Le gouvernement annonce la mise en place de « pôles spécialisés dans les violences intrafamiliales » dans les 164 tribunaux de France. Ce n’est pas ce qui était attendu pour lutter efficacement contre ce fléau.
Le rapport parlementaire « Améliorer le traitement judiciaire des violences intrafamiliales » de la sénatrice Dominique Vérien (Union centriste), et de la députée Émilie Chandler (Renaissance) a été remis lundi 22 mai 2023 à Éric Dupond-Moretti, garde des Sceaux, et à Isabelle Rome, ministre déléguée de l’Égalité entre les femmes et les hommes. Un rapport que ses autrices ont baptisé « plan rouge vif ».

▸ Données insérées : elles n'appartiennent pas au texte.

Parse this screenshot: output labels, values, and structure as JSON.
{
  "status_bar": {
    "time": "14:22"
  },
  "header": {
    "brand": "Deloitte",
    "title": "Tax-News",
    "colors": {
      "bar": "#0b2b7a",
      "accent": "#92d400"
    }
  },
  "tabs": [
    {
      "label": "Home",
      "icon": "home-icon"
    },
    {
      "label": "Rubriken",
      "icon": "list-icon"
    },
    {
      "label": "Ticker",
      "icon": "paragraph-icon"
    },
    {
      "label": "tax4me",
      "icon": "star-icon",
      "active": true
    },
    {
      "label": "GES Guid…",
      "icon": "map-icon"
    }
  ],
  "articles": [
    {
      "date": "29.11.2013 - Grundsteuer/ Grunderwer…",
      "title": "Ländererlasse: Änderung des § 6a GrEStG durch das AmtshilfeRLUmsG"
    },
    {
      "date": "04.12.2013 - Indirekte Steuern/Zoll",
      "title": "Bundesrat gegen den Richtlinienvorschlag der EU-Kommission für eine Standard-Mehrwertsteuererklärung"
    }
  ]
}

Et les alertes qui figurent dans ce rapport font scintiller la couleur rouge. Les mesures mises en place à la suite du Grenelle des violences n’ont « cependant pas à ce jour eu un impact significatif sur l’ampleur du phénomène » affirment les autrices du rapport. Le nombre de violences conjugales étant passés de 152.981 en 2019 à 207 600 en 2021. (soit une hausse de plus de 20%)
Leur rapport compte 59 recommandations, autour de trois axes majeurs : la formation, l’organisation des juridictions et la coordination des partenaires. La majorité des mesures concerne plus particulièrement la justice
En recevant ce rapport, Isabelle Rome et Eric Dupond-Moretti ont annoncé « 5 nouvelles mesures pour aller plus loin » qui seront adoptées par voie de décret dès septembre 2023.

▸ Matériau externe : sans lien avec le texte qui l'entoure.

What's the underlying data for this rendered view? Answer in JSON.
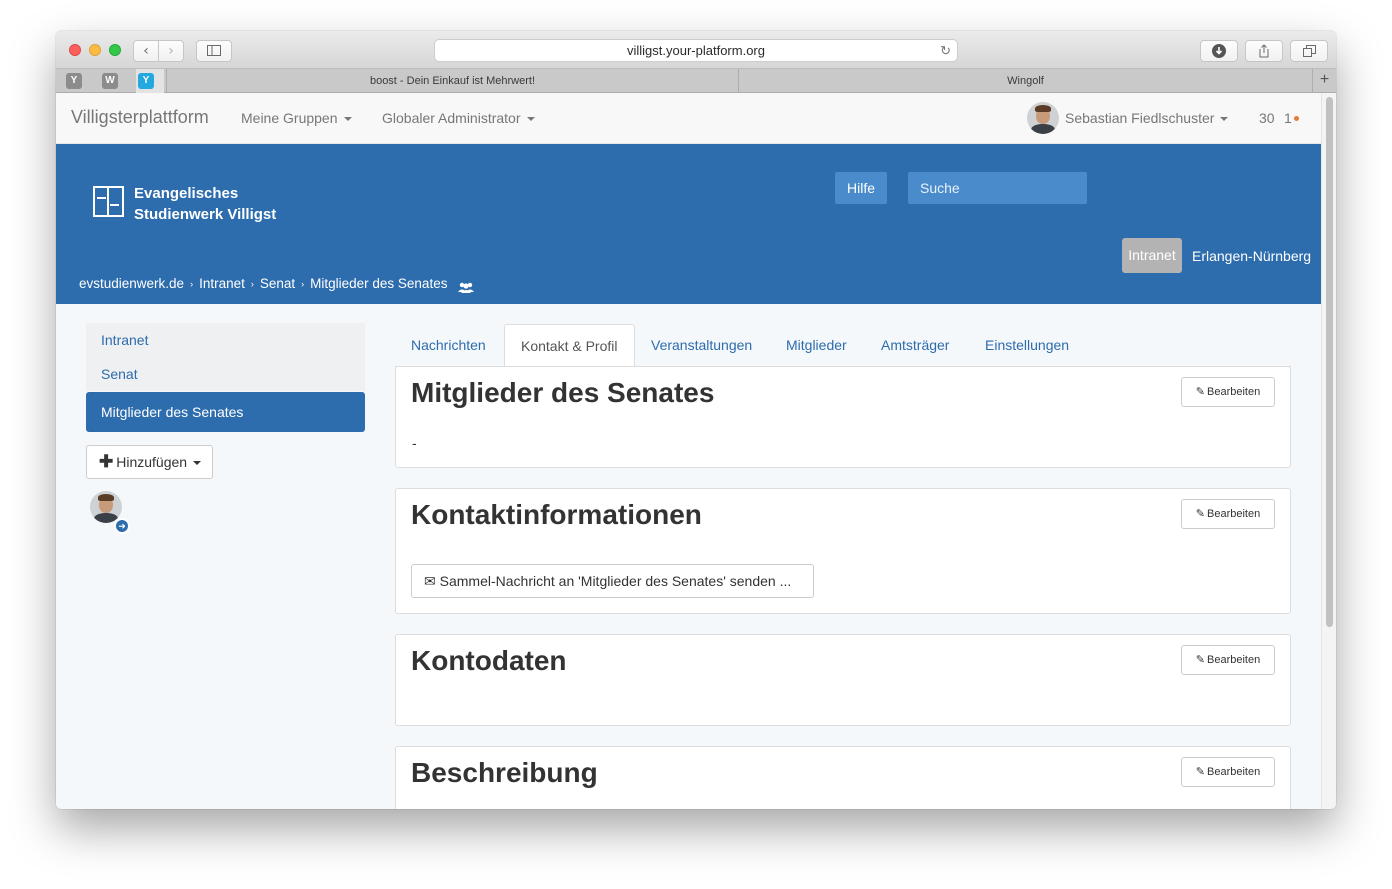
{
  "browser": {
    "url": "villigst.your-platform.org",
    "favicons": [
      "Y",
      "W",
      "Y"
    ],
    "tabs": [
      "boost - Dein Einkauf ist Mehrwert!",
      "Wingolf"
    ],
    "new_tab": "+"
  },
  "navbar": {
    "brand": "Villigsterplattform",
    "menu_groups": "Meine Gruppen",
    "menu_admin": "Globaler Administrator",
    "user_name": "Sebastian Fiedlschuster",
    "count": "30",
    "notifications": "1"
  },
  "header": {
    "logo_line1": "Evangelisches",
    "logo_line2": "Studienwerk Villigst",
    "help_button": "Hilfe",
    "search_placeholder": "Suche",
    "pill_intranet": "Intranet",
    "pill_region": "Erlangen-Nürnberg",
    "breadcrumb": [
      "evstudienwerk.de",
      "Intranet",
      "Senat",
      "Mitglieder des Senates"
    ]
  },
  "sidebar": {
    "items": [
      "Intranet",
      "Senat"
    ],
    "active_item": "Mitglieder des Senates",
    "add_button": "Hinzufügen"
  },
  "tabs": [
    "Nachrichten",
    "Kontakt & Profil",
    "Veranstaltungen",
    "Mitglieder",
    "Amtsträger",
    "Einstellungen"
  ],
  "active_tab": "Kontakt & Profil",
  "panels": {
    "title": "Mitglieder des Senates",
    "title_value": "-",
    "contact": "Kontaktinformationen",
    "contact_button": "Sammel-Nachricht an 'Mitglieder des Senates' senden ...",
    "account": "Kontodaten",
    "description": "Beschreibung",
    "edit_label": "Bearbeiten"
  },
  "colors": {
    "brand_blue": "#2d6cad",
    "accent_light": "#4a8ccb",
    "notification": "#e57b3a"
  }
}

La meilleure information des victimes, « notamment en fin de peine avec une réévaluation systématique du danger (décret de décembre 2021) et la protection des enfants du lien parental violent ».
Le déploiement d’outils techniques plus performants, notamment un bracelet anti rapprochement (BAR) 5G nouvelle génération dès juin 2023. (Les bracelets actuels étant souvent défaillants)

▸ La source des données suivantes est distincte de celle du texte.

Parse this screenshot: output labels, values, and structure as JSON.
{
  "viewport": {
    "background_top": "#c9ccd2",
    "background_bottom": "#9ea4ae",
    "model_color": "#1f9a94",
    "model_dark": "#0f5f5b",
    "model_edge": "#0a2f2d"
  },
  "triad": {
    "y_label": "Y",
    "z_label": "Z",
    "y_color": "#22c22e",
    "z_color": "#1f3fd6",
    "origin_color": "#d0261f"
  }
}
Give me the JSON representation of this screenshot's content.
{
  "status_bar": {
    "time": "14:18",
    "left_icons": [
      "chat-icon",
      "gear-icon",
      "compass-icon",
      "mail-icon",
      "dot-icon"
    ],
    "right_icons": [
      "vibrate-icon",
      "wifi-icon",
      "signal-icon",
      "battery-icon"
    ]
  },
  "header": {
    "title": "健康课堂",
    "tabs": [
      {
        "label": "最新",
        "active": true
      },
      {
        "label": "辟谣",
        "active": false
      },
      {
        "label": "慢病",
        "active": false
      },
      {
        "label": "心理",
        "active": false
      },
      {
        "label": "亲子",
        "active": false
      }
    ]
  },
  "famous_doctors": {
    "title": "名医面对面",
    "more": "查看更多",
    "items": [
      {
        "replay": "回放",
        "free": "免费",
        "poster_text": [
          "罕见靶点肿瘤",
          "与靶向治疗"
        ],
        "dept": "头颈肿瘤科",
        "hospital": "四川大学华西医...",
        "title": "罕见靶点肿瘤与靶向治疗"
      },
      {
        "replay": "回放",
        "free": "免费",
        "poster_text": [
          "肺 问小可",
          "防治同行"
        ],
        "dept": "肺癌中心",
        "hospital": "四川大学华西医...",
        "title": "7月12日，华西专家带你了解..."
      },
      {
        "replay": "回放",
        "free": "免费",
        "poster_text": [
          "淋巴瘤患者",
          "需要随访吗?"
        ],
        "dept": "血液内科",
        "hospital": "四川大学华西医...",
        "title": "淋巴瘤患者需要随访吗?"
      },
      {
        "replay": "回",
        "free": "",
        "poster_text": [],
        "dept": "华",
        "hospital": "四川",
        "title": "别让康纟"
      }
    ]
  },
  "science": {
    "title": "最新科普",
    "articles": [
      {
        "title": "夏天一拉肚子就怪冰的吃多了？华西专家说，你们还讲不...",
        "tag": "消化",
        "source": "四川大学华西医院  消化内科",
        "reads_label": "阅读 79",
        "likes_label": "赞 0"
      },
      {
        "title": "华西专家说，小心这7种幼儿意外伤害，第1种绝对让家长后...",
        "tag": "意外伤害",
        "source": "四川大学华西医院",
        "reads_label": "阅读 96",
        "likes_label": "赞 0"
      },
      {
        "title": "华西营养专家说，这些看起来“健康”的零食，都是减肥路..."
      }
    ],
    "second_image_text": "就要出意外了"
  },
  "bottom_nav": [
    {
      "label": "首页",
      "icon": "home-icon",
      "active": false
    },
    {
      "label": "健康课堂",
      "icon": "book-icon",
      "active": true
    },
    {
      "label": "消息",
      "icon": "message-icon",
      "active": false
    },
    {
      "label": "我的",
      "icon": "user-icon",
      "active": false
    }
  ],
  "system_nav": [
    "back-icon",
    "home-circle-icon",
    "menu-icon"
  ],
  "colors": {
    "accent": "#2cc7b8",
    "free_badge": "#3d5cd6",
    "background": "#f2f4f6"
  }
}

Une ordonnance de protection provisoire immédiate. Le sujet fait l’objet de longs atermoiements gouvernementaux (lire : Combat pour protéger l’ordonnance de protection) Il semble que, désormais, « Saisi par le Procureur de la République, le juge aux affaires familiales sera en mesure de statuer dans les 24H sans contradictoire »
En outre, « L’éviction du conjoint violent et des interdictions de contacts devront être conciliés avec les mesures pénales à la disposition du Procureur de la République et du juge pénal. »
La cinquième mesure annoncée, la création de pôles spécialisés au sein de toutes les juridictions, fait grand bruit. Des juridictions spécialisées, et non des « pôles », étaient attendues. Le dispositif annoncé laisse à chaque tête de juridiction le soin de s’organiser pour mettre en place des pôles avec une équipe coordonnée par des magistrats du siège et du parquet référents. Sans donner à ces équipes davantage de moyens pour agir, sans que ces équipes ne soient entièrement dédiées aux violences envers es femmes.
La Fondation des femmes le déplore : « La création de “juridictions” spécialisées, sur un modèle espagnol plébiscité, est rejetée car vue comme un risque potentiel vis-à-vis de moyens insuffisants, tandis qu’il propose un renforcement des moyens du parquet sur ces thématiques. » Sans moyens supplémentaires, même organisée en pôles avec des juristes mieux formés, la lutte contre les violences intrafamiliale a peu de chance de s’améliorer fortement. Les victimes ne trouveront pas davantage d’interlocuteurs. « Pourtant, l’opportunité politique d’un changement en profondeur est là : la création de juridictions spécialisées était une promesse de campagne d’Emmanuel Macron en 2022, le Parlement est particulièrement dynamique sur le sujet et les États Généraux de la Justice ont permis l’augmentation des moyens de celle-ci. » observe la Fondation des femmes qui « appelle les parlementaires et le Gouvernement à revoir la copie et à s’engager dans une réforme ambitieuse qui permettra la mise en place des juridictions spécialisée. »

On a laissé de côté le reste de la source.